How to optimize generator performance in microgrids

To choose a generator solution without weighing the parts that make up the whole could be tempting for companies when it comes to their microgrid applications. However, considering the mission critical environments that microgrids typically operate in, it’s extra important to evaluate the engines that ultimately power these systems.

Having a dependable power source is fundamental to ensuring a microgrid’s continuity and uninterrupted operation. A strategic analysis of these systems can help to improve operational efficiencies, enhance reliability and lower the overall total cost of ownership (TCO).

Steps to make the decision

Companies should do their due diligence when assessing generator solutions — ensuring engine components are coming from a reliable, reputable provider. Alignment of power requirements is also a must. To achieve strong service support, organizations should examine their solution's power density and load balance capabilities to ensure objectives such as fuel efficiency and ease of maintenance. Each of these factors can contribute to a favorable TCO for operators.

Emissions output is another important element to weigh, particularly as businesses look to increase efficiency and improve their environmental impact amidst an evolving industry landscape. Companies may decide it best to partner with a provider that can offer low emission levels to meet growing regulatory and societal demands for more environmentally friendly operations and a reduced carbon footprint.
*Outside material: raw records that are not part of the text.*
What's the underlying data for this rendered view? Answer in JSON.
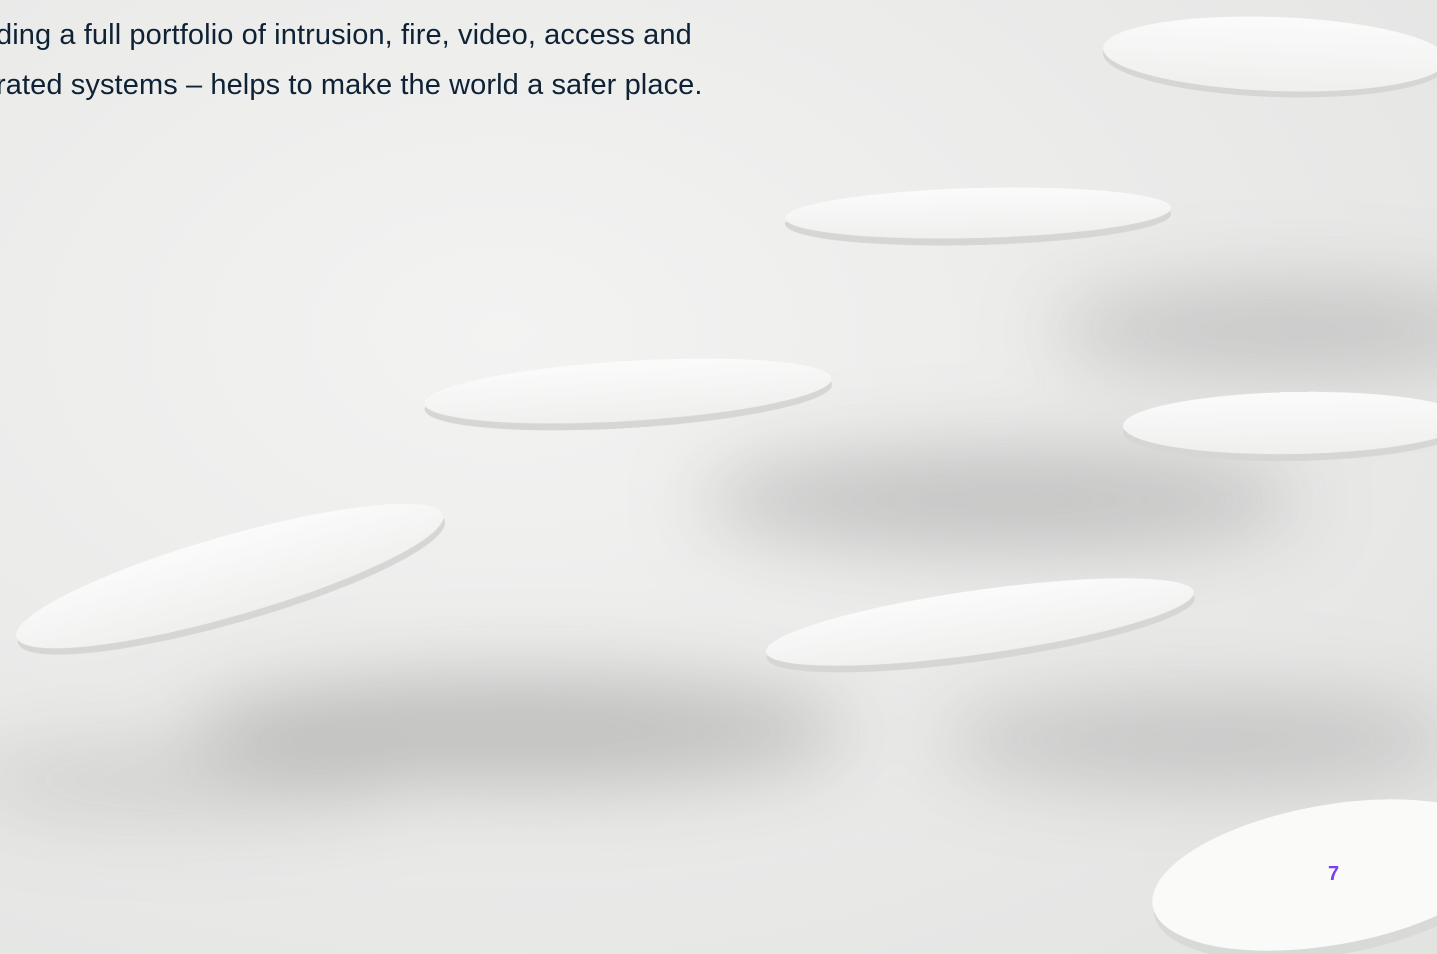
{
  "page": {
    "intro_lines": [
      "ding a full portfolio of intrusion, fire, video, access and",
      "rated systems – helps to make the world a safer place."
    ],
    "page_number": "7"
  },
  "colors": {
    "background": "#ebebea",
    "text": "#0f2235",
    "page_number": "#7b3ff2",
    "disc": "#f8f8f7"
  }
}
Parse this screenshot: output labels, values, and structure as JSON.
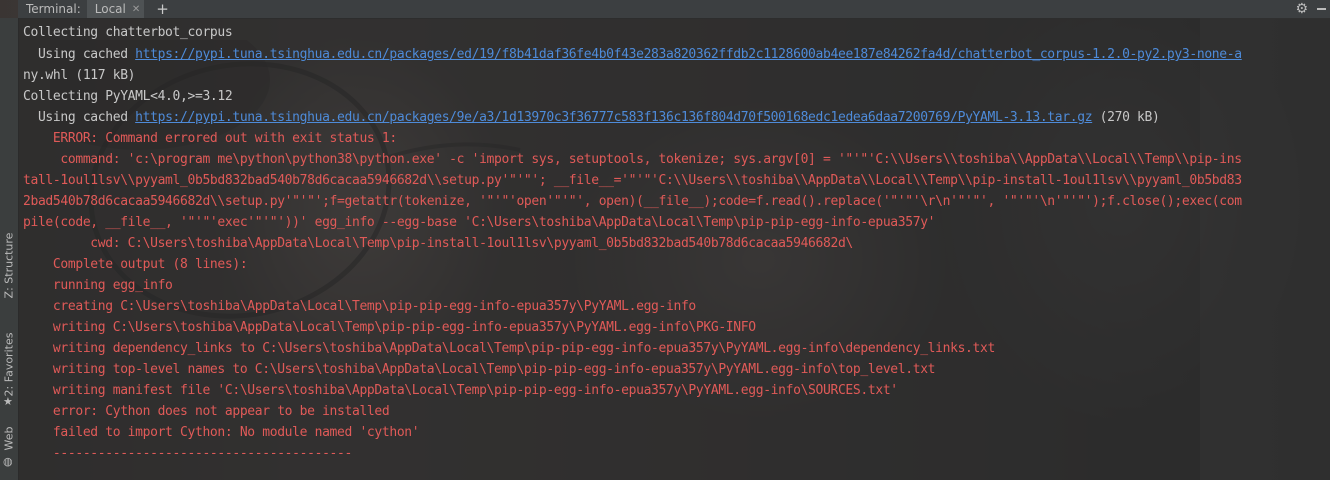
{
  "tabbar": {
    "title": "Terminal:",
    "tab_local": "Local",
    "close_glyph": "✕",
    "add_glyph": "+",
    "settings_icon": "gear-icon",
    "minimize_icon": "minimize-icon"
  },
  "side_toolbar": {
    "structure_label": "Z: Structure",
    "favorites_label": "2: Favorites",
    "web_label": "Web",
    "favorites_icon": "star-icon",
    "web_icon": "globe-icon"
  },
  "terminal": {
    "lines": [
      {
        "kind": "plain",
        "text": "Collecting chatterbot_corpus"
      },
      {
        "kind": "link",
        "prefix": "  Using cached ",
        "url": "https://pypi.tuna.tsinghua.edu.cn/packages/ed/19/f8b41daf36fe4b0f43e283a820362ffdb2c1128600ab4ee187e84262fa4d/chatterbot_corpus-1.2.0-py2.py3-none-a",
        "suffix": ""
      },
      {
        "kind": "plain",
        "text": "ny.whl (117 kB)"
      },
      {
        "kind": "plain",
        "text": "Collecting PyYAML<4.0,>=3.12"
      },
      {
        "kind": "link",
        "prefix": "  Using cached ",
        "url": "https://pypi.tuna.tsinghua.edu.cn/packages/9e/a3/1d13970c3f36777c583f136c136f804d70f500168edc1edea6daa7200769/PyYAML-3.13.tar.gz",
        "suffix": " (270 kB)"
      },
      {
        "kind": "err",
        "text": "    ERROR: Command errored out with exit status 1:"
      },
      {
        "kind": "err",
        "text": "     command: 'c:\\program me\\python\\python38\\python.exe' -c 'import sys, setuptools, tokenize; sys.argv[0] = '\"'\"'C:\\\\Users\\\\toshiba\\\\AppData\\\\Local\\\\Temp\\\\pip-ins"
      },
      {
        "kind": "err",
        "text": "tall-1oul1lsv\\\\pyyaml_0b5bd832bad540b78d6cacaa5946682d\\\\setup.py'\"'\"'; __file__='\"'\"'C:\\\\Users\\\\toshiba\\\\AppData\\\\Local\\\\Temp\\\\pip-install-1oul1lsv\\\\pyyaml_0b5bd83"
      },
      {
        "kind": "err",
        "text": "2bad540b78d6cacaa5946682d\\\\setup.py'\"'\"';f=getattr(tokenize, '\"'\"'open'\"'\"', open)(__file__);code=f.read().replace('\"'\"'\\r\\n'\"'\"', '\"'\"'\\n'\"'\"');f.close();exec(com"
      },
      {
        "kind": "err",
        "text": "pile(code, __file__, '\"'\"'exec'\"'\"'))' egg_info --egg-base 'C:\\Users\\toshiba\\AppData\\Local\\Temp\\pip-pip-egg-info-epua357y'"
      },
      {
        "kind": "err",
        "text": "         cwd: C:\\Users\\toshiba\\AppData\\Local\\Temp\\pip-install-1oul1lsv\\pyyaml_0b5bd832bad540b78d6cacaa5946682d\\"
      },
      {
        "kind": "err",
        "text": "    Complete output (8 lines):"
      },
      {
        "kind": "err",
        "text": "    running egg_info"
      },
      {
        "kind": "err",
        "text": "    creating C:\\Users\\toshiba\\AppData\\Local\\Temp\\pip-pip-egg-info-epua357y\\PyYAML.egg-info"
      },
      {
        "kind": "err",
        "text": "    writing C:\\Users\\toshiba\\AppData\\Local\\Temp\\pip-pip-egg-info-epua357y\\PyYAML.egg-info\\PKG-INFO"
      },
      {
        "kind": "err",
        "text": "    writing dependency_links to C:\\Users\\toshiba\\AppData\\Local\\Temp\\pip-pip-egg-info-epua357y\\PyYAML.egg-info\\dependency_links.txt"
      },
      {
        "kind": "err",
        "text": "    writing top-level names to C:\\Users\\toshiba\\AppData\\Local\\Temp\\pip-pip-egg-info-epua357y\\PyYAML.egg-info\\top_level.txt"
      },
      {
        "kind": "err",
        "text": "    writing manifest file 'C:\\Users\\toshiba\\AppData\\Local\\Temp\\pip-pip-egg-info-epua357y\\PyYAML.egg-info\\SOURCES.txt'"
      },
      {
        "kind": "err",
        "text": "    error: Cython does not appear to be installed"
      },
      {
        "kind": "err",
        "text": "    failed to import Cython: No module named 'cython'"
      },
      {
        "kind": "err",
        "text": "    ----------------------------------------"
      }
    ]
  }
}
Finally, packaging and installation are essential components, since microgrid operators need to have optimal use of their space. Some organizations may find it surprising to learn that positioning multiple generators in a single microgrid application can be a cost-effective means to improve efficiency and provide benefits in other aforementioned areas.

Solving the paralleling puzzle

One might think the cost of deploying several generators in a microgrid would be significantly higher than the price of just one, but that is not always the case. The strategy of paralleling and synchronizing multiple generators has proven capable of lowering TCO and increasing efficiency in microgrid applications.
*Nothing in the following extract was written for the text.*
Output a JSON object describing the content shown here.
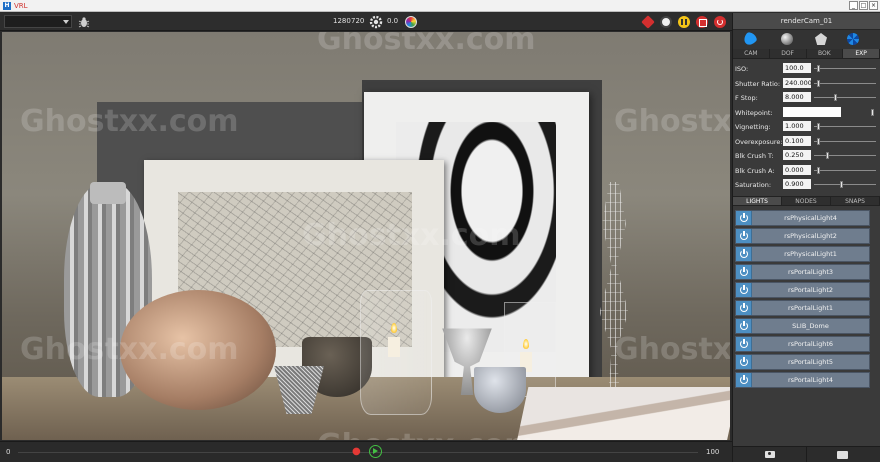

In addition to being easy to execute, joining multiple generators offers the capability to synchronize and load share for better efficiency and redundancy from an electrical perspective. If one engine fails, the others keep working. It’s also possible to stack engines when space is at a premium. For example, generators can be installed in shipping containers to reduce footprint.

Linking multiple generators also allows users to turn on one or two generators to produce needed energy and save money. For example, a system may only need 2 MW of power, but the microgrid uses a 3.5-MW generator — leaving 1.5 MW of potentially wasted energy. Equipping the microgrid with three smaller, 1-MW generators allows users to turn on two and shut off the third. Plus, running engines with at least a 60% load is best from an emissions, efficiency, and longevity perspective.

Additionally, deploying multiple, smaller generators in a microgrid can lower maintenance needs and costs. Smaller generators take less time and cost to support than larger generators. One study compared the maintenance needs of one larger competitive generator against five smaller ones and found that the time to drain the oil and the cost to change filters on the larger unit far exceeded routine maintenance for all five smaller units.

Multiple generators can meet high power requirements and adjust for lower demand. Depending on load, a microgrid designed to deliver 40 MW can run with five generators, two, or even one. The solution is efficient, flexible, and lowers emissions. When a microgrid uses Tier 4 Final engines, the system operates efficiently and emits less CO, NoX and PM, reducing its carbon footprint as well.

To tie it together

Organizations need to be careful when selecting generators and building their microgrid strategies. Microgrids often operate in demanding environments where downtime isn’t an option. Having the proper generators deployed with a dependable engine solution can help to avoid potential complications. And with the right approach, companies will also be able to maximize operational efficiency while lowering TCO.

Darren Tasker

Darren Tasker, vice president of industrial sales at Volvo Penta, oversees the company’s development in power generation and off-road versatile equipment segments within North and Central America and the Caribbean. He joined the company in 1996 as area account manager and internal sales engineer and has served as UK industrial sales manager, off-highway project director for Europe; and director of industrial business for the Americas.